Deixemos-nos de lirismos: nem uma aldeia global conseguimos ser, quanto mais uma nação comunitária!
4ª- Tememos que se ande a ponderar a implementação de novas medidas básicas de cidadania, como a retirada do rendimento social de inserção, do subsídio de desemprego, do abono de família, das comparticipações médicas, et caetera. São quantias magrinhas, mas grão a grão enche a galinha o papo. E venham mais multas!

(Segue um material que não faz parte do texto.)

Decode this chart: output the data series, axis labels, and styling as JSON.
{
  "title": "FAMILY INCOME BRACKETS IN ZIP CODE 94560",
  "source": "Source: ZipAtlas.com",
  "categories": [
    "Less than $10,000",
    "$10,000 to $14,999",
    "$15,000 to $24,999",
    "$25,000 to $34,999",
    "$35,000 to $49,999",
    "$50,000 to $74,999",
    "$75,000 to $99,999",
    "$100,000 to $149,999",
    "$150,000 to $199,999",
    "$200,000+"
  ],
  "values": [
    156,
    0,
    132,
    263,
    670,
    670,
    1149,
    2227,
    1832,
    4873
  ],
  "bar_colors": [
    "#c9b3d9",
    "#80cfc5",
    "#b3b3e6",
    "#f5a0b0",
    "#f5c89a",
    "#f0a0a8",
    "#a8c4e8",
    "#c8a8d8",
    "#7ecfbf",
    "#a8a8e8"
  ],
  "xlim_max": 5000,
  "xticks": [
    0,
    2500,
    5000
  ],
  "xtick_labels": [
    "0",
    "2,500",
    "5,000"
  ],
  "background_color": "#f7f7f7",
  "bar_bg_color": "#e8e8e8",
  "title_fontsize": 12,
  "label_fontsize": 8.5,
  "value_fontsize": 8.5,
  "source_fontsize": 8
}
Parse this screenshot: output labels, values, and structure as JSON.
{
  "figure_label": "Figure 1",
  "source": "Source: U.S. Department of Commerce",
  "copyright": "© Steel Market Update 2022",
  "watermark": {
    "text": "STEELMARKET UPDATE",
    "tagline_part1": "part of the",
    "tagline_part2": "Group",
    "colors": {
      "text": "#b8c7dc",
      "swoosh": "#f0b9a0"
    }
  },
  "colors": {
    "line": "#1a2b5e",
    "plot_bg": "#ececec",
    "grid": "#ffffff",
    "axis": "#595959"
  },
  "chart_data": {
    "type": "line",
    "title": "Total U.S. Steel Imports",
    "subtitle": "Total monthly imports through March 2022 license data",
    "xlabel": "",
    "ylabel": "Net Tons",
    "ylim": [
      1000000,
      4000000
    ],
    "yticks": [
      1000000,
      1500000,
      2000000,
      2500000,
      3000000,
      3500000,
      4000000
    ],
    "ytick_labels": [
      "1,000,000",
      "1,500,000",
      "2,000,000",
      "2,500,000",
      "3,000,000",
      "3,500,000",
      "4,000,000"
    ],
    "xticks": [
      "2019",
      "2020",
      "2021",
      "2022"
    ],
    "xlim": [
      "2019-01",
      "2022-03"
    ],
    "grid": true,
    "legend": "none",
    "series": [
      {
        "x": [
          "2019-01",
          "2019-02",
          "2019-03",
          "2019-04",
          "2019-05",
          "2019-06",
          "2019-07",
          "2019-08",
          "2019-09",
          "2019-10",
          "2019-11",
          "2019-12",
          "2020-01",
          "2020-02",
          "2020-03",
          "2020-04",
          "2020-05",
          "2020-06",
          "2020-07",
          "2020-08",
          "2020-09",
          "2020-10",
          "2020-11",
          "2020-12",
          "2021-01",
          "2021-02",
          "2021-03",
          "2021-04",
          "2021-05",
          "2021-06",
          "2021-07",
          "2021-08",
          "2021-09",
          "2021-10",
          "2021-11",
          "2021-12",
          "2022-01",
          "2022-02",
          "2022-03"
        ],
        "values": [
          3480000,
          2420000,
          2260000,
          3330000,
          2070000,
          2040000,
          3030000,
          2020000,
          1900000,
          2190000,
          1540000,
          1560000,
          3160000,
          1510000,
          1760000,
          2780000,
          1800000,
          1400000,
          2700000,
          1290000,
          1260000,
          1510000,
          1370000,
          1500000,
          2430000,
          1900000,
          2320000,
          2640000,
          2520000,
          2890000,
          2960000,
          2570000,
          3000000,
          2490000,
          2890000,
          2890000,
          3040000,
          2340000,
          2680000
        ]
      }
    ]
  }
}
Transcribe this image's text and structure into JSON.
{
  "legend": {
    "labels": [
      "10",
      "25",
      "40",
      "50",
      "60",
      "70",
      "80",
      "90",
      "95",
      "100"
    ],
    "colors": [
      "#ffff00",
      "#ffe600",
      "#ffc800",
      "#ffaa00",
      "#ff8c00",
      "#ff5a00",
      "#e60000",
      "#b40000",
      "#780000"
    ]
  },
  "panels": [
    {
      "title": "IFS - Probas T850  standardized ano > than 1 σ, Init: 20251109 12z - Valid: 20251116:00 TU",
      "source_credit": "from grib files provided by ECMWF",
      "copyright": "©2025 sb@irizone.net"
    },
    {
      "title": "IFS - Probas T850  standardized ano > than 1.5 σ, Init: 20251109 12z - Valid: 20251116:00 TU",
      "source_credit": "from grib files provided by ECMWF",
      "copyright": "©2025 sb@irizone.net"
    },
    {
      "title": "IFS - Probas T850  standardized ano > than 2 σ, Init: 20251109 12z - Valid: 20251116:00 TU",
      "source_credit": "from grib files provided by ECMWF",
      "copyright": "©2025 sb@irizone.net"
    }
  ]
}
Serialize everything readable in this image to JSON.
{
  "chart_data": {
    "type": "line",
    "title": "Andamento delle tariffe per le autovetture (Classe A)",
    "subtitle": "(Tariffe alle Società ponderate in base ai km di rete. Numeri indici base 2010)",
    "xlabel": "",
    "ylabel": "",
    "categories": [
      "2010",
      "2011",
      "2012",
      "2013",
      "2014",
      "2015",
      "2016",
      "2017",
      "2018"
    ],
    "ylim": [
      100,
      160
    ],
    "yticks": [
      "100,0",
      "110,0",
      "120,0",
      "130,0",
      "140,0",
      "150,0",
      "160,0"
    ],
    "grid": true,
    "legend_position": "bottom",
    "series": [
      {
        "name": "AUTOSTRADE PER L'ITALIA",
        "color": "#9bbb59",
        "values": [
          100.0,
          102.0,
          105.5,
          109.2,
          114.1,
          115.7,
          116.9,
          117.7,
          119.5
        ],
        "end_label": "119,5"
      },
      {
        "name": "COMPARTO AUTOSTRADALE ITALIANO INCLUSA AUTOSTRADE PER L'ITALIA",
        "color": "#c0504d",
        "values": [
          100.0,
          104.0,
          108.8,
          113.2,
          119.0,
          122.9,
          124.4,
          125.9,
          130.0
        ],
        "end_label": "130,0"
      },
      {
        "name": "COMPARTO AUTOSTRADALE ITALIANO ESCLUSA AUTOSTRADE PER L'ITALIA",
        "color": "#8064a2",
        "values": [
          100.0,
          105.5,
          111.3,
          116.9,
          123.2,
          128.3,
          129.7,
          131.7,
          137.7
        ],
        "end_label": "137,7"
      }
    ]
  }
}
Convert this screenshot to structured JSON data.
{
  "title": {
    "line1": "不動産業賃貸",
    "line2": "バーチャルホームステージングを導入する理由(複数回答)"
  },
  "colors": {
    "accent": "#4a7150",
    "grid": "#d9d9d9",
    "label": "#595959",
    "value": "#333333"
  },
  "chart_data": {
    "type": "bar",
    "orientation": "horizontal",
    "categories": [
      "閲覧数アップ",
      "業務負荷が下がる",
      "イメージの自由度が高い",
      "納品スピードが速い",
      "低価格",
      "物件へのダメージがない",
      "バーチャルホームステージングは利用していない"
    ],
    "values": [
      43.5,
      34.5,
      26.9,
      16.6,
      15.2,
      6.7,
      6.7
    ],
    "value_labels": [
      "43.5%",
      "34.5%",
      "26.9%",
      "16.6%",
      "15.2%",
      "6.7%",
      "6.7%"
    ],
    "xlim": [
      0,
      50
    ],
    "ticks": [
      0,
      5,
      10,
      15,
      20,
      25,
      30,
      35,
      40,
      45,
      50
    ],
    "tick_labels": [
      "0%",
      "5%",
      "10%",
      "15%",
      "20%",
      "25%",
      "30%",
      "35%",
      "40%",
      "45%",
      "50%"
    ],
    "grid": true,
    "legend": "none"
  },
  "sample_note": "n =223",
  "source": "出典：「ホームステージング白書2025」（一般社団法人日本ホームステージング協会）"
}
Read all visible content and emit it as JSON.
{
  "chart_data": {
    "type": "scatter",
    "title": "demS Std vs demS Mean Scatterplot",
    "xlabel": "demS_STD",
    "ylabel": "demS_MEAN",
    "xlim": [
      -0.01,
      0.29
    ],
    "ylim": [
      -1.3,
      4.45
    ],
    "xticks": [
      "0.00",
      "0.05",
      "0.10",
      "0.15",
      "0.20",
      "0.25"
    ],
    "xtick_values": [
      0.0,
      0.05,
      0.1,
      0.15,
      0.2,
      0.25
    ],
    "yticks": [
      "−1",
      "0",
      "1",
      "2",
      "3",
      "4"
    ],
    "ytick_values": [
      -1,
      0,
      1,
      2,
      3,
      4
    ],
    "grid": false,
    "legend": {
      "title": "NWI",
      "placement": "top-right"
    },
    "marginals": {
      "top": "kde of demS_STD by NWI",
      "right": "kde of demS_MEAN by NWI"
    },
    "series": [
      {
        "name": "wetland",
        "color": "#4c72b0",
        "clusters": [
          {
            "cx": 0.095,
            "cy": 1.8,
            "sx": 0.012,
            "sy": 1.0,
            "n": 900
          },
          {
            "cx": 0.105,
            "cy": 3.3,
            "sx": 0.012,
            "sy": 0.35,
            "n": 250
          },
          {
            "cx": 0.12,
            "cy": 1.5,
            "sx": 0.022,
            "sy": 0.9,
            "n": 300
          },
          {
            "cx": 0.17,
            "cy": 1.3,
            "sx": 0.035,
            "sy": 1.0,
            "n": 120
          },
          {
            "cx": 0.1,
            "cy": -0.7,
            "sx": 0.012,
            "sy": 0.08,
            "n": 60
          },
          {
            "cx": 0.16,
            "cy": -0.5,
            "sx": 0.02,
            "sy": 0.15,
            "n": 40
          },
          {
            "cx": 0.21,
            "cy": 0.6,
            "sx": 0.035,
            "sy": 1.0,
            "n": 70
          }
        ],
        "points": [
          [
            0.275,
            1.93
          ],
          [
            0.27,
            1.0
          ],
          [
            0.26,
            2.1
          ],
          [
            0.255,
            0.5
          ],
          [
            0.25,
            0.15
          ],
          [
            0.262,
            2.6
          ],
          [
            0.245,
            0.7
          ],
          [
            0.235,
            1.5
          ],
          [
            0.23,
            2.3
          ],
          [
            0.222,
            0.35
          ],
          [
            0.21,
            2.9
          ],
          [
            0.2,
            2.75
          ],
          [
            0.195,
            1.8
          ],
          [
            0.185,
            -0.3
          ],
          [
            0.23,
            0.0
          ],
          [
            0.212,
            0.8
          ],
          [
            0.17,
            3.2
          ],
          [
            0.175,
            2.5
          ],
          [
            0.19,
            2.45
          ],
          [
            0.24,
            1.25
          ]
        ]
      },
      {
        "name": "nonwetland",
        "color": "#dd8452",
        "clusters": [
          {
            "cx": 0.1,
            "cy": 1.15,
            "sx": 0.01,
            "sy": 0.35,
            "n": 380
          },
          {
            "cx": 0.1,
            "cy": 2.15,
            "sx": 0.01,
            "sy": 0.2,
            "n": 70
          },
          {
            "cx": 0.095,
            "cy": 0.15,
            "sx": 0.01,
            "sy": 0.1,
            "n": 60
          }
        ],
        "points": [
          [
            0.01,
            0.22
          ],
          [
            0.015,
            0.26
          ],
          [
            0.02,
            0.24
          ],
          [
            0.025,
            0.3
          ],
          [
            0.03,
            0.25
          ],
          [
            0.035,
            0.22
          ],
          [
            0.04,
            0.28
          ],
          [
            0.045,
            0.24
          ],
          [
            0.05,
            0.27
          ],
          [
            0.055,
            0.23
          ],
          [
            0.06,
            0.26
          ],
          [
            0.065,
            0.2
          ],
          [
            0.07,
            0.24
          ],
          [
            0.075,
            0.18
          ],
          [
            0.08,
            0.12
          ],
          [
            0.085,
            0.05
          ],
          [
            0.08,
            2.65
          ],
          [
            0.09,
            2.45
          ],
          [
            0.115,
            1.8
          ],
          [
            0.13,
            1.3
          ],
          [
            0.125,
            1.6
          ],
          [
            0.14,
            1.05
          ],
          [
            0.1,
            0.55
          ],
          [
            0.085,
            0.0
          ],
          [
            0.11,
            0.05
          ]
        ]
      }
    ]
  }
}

5ª- Queremos contribuir solidariamente para o fim da crise (a de 1383/85 ou é uma mais antiga? Já não sabemos bem, contas até nem são o nosso forte) e aliar-nos ao governo nesta luta. Já que se tornou usual no nosso país o desempenho de funções mal remuneradas por cidadãos do leste da Europa, sugere-se então que os milhares de professores que se encontram sem trabalho sejam chamados a intervir num justo intercâmbio laboral. Chegou a hora de dar um cunho ainda mais abrangente ao conceito de solidariedade e presentear os países de leste com a nossa contribuição para o seu rápido florescimento, para que em breve possam estar a ultrapassar-nos como é hábito e normal. Eis uma excelente iniciativa para acabar com as chatices da classe docente e poupar em subsídios de desemprego que só contribuem para aumentar o buraco orçamental. Até porque, e em última análise, os professores são duplamente culpados: são uns funcionários públicos que não fazem nada e uns cretinos que seguiram a via ensino ao invés da via profissionalizante! Felizmente esta irregularidade já foi detectada pela argúcia incontornável da senhora ministra da educação, a qual encetou uma nobre campanha de desencorajamento aos jovens universitários que almejem cometer o mesmo delito. É óbvio que lhes resta sempre a opção de serem filósofos trolhas, historiadores merceeiros ou linguistas serventes de pedreiro, mas o mais sensato é optarem mesmo por alguma estratégia mais elaborada, tipo voltar ao primeiro ano, pagar novas propinas e constituir família em 2020. Já os mais novos devem, por sua vez, enveredar pelo técnico-profissional de modo a assegurarem os empregos dos professores do quadro, senão de todos, pelo menos dos que já não têm idade para se dedicar à pesca da sardinha. E se pensarem em desistir para trabalhar para o sustento da família, é-lhes interditado o acesso às discotecas e aos estádios de futebol, à boa moda prepotente e directiva agora implantada na nação, vulgo "Ou tás quetinho ou levas no focinho!"
"Os ricos que paguem a crise" é um slogan perfeitamente démodé! Agora o que rende é massacrar mesmo a função pública, na esperança de virmos a assistir, num futuro próximo e glorioso, à derradeira etapa desta magnífica cruzada: a privatização da classe política ou, em alternativa, a sua reinserção profissional na reforma agrária.